Suppose two hosts A and B are separated by 20000 kilometers

Suppose two hosts, A and B, are separated by 20,000 kilometers and are connected by a direct link of R = 1 Mbps. Suppose the propagation speed over the link is 2.5 * 108 meters/sec.

a. Calculate the bandwidth-delay product, R * dprop. The bandwidth-delay product of a link is the maximum number of bits that can be in the link.

b. Consider sending a file of 800,000 bits from Host A to Host B. Suppose the file is sent continuously as one big message. What is the maximum number of bits that will be in the link at any given time?

c. Now consider R = 2Mbps. How long does it take to send the file, assuming it is sent continuously?

d. Consider R = 2Mbps. Suppose now the file is broken up into 20 packets with each packet containing 40,000 bits. Suppose that each packet is acknowledged by the receiver and the transmission time of an acknowledgment packet is negligible. Finally, assume that the sender cannot send a packet until the preceding one is acknowledged. How long does it take to send the file?

e. Compare the results from (c) and (d). Which one takes more time?

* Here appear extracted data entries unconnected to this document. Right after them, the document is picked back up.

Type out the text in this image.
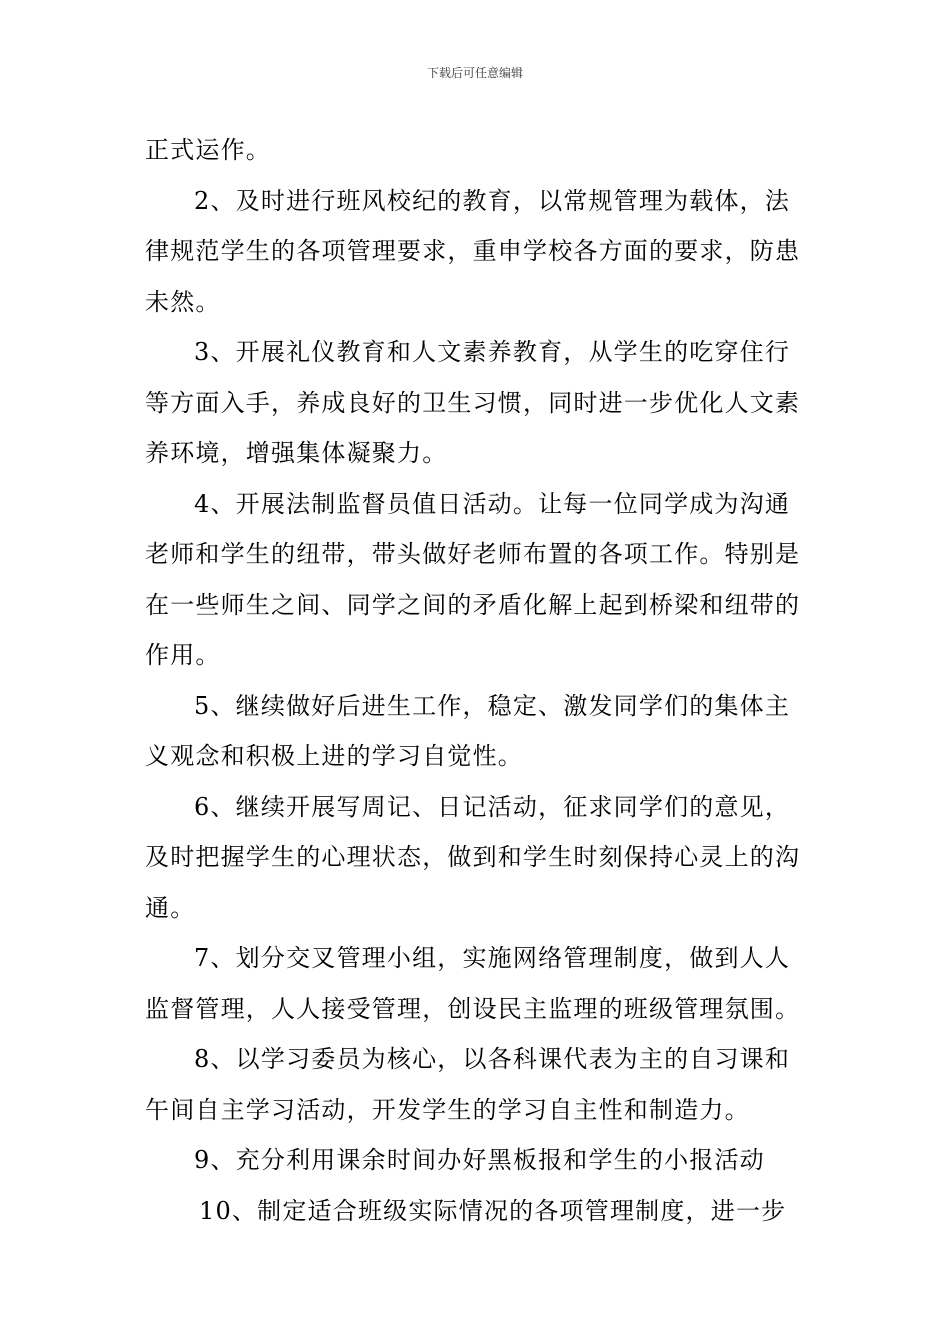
下载后可任意编辑

正式运作。

2、及时进行班风校纪的教育，以常规管理为载体，法律规范学生的各项管理要求，重申学校各方面的要求，防患未然。

3、开展礼仪教育和人文素养教育，从学生的吃穿住行等方面入手，养成良好的卫生习惯，同时进一步优化人文素养环境，增强集体凝聚力。

4、开展法制监督员值日活动。让每一位同学成为沟通老师和学生的纽带，带头做好老师布置的各项工作。特别是在一些师生之间、同学之间的矛盾化解上起到桥梁和纽带的作用。

5、继续做好后进生工作，稳定、激发同学们的集体主义观念和积极上进的学习自觉性。

6、继续开展写周记、日记活动，征求同学们的意见，及时把握学生的心理状态，做到和学生时刻保持心灵上的沟通。

7、划分交叉管理小组，实施网络管理制度，做到人人监督管理，人人接受管理，创设民主监理的班级管理氛围。

8、以学习委员为核心，以各科课代表为主的自习课和午间自主学习活动，开发学生的学习自主性和制造力。

9、充分利用课余时间办好黑板报和学生的小报活动

10、制定适合班级实际情况的各项管理制度，进一步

Why?

Solution

For above problem following parameters are provided :

-> R (Link speed or rate of transfer)= 1 Mbps= 1 x 10⁶ bits per sec

-> Distance between the hosts A and B =20,000 Km

-> Propagation speed = 2.5 x 10⁸ metre/ sec or 250,000 Km/ sec

a) The bandwidth-delay product of a link is the maximum number of bits that can be in the link.

    BandWidth, delay product= Rate of transfer x propagation delay= R x dprop

    hence, 1x 10⁶ x 20,000/ 250,000= 80,000 bits

b) The maximum number of bits at any time frame while sending a file will be = 80,000 bits

c) if R( rate of transfer)= 2 Mbps then transmission time for file with L bits = L/R

   As file is of 800,000 bits then transfer time will be = 800,000/ 2 x 10⁶ = 0.4 secs

The end to end delay or total time of transfer =L/R + dprop = 0.40 + 20,000/ 250,000= 0.40 + 0.08 = 0.48 secs

d) if file of 800,000 bits is broken into 20 packets of 40,000 bits each.

    then for 1 packet the transfer time = 40,000/ 2 x10⁶ = 0.02 secs

    and further end to end delay or total time of transfer = 0.02 + dprop= 0.02 + 0.08= 0.10 secs for one packet

    Time to transfer whole file (i.e. 20 packets) = 20 x 0.1= 2 secs

e) The scenario mentioned in part (d) takes more time due to increase in the number of packets to be send via the link. In part (c), a single packet of size 800,000 bits is sent while in part (d) 20 packets of size 40,000 bits are sent. Due to increase in the number of packets to be sent in part (d) , has actually increased the total time of transfer of the whole file.